I'm trying to implement binary search tree operations MIN and MAX efficiently, in O(1) time. I see if BST is balanced, then these take O(lgn) in the worst-case; otherwise, O(h), where h is the height of the root of the bst, worst-case runtime. But both of them isn't efficient considering that (max/min)heap provide O(1) time to get min and max. I've tried to augment bst to get max and min in constant time, but I got doubts on it.
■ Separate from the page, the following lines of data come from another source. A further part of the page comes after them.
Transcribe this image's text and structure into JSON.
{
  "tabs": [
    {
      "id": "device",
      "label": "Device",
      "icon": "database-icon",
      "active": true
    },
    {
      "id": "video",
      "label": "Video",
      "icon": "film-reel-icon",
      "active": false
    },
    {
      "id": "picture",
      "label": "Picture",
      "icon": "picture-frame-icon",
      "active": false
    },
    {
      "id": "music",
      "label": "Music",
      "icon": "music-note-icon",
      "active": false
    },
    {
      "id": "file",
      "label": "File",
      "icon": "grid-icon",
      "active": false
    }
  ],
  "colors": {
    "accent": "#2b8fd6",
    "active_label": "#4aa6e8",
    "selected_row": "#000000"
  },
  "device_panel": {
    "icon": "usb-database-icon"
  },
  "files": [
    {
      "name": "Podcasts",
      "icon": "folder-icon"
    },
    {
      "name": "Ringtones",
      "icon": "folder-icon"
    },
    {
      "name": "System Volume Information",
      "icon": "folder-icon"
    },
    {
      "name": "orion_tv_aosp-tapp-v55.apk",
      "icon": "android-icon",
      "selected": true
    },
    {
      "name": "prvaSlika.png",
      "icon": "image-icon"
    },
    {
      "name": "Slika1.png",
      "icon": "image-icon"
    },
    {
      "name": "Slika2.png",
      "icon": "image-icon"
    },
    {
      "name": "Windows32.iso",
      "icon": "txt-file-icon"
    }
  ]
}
The implementation is in C programming language:
#include <stdio.h>
#include <assert.h>
#include <stdlib.h>
#include <math.h>
typedef struct node {
int key;
struct node* left, * right, * parent, * min, * max;
}augmented_bst;
augmented_bst* find_min(augmented_bst* node) {
if (!node)
return node;
return node->min;
}
augmented_bst* next_larger(augmented_bst* node) {
if (!node)
return node;
if (node->right)
return node->right->min;
while (node->parent && node->parent->right == node)
node = node->parent;
return node->parent;
}
augmented_bst* new_Node(int x) {
augmented_bst* node = (augmented_bst*)malloc(sizeof(augmented_bst));
assert(node != NULL);
node->key = x;
node->left = node->right = NULL;
node->min = node->max = node;
return node;
}
void insert(augmented_bst** root, int x) {
augmented_bst* node = new_Node(x);
if (!node)
return;
if (!*root)
*root = node;
else if ((*root)->key > node->key) {
if ((*root)->min->key > node->key)
(*root)->min = node;
if (!(*root)->left) {
(*root)->left = node;
node->parent = *root;
}
else {
insert(&(*root)->left, x);
}
}
else {
if ((*root)->max->key < node->key)
(*root)->max = node;
if (!(*root)->right) {
(*root)->right = node;
node->parent = *root;
}
else {
insert(&(*root)->right, x);
}
}
}
augmented_bst* search_tree(augmented_bst* root, int x) {
if (root == NULL || root->key == x)
return root;
if (root->key > x)
return search_tree(root->left, x);
return search_tree(root->right, x);
}
void TRANSPLANT(augmented_bst* root, augmented_bst* u, augmented_bst* v) {
if (u->parent == NULL)
root = v;
else if (u->parent->left == u)
u->parent->left = v;
else
u->parent->right = v;
if (v != NULL)
v->parent = u->parent;
}
void fixMin(augmented_bst** node) {
if (!*node)
return;
augmented_bst* current = *node;
while (current->parent && current->parent->left == current) {
current->parent->min = current->min;
current = current->parent;
}
}
void fixMax(augmented_bst** node) {
if (!*node)
return;
augmented_bst* current = node;
while (current->parent && current->parent->right == current) {
current->parent->max = current->max;
current = current->parent;
}
}
void DELETE(augmented_bst** root, int x) {
augmented_bst* node = search_tree(*root, x);
assert(node != NULL);
if (!node->right) {
TRANSPLANT(*root, node, node->left);
fixMin(&node);
}
else if (!node->left) {
TRANSPLANT(*root, node, node->right);
fixMax(&node);
}
else {
augmented_bst* temp = next_larger(node);
if (node->right != temp) {
TRANSPLANT(*root, temp, temp->right);
fixMin(&temp->right);
temp->right = node->right;
temp->right->parent = temp;
temp->max = node->right->max;
}
TRANSPLANT(*root, node, temp);
fixMax(&temp);
temp->left = node->left;
temp->left->parent = temp;
temp->min = temp->left->min;
}
}
NOTES: some procedures in the code is take from CLRS. I put whole implementation thinking someone might need it. My problem is with the DELETE procedure, but you can suggest anything about other parts of the code. If you think this can be done in better way, please state it. I used fixMin and fixMax functions four times inside DELETE procedure. Can we do it better? If yes, how? Is there a better (or different) way to implement DELETE procedure? I appreciate your answers and am open to any suggestions about anything.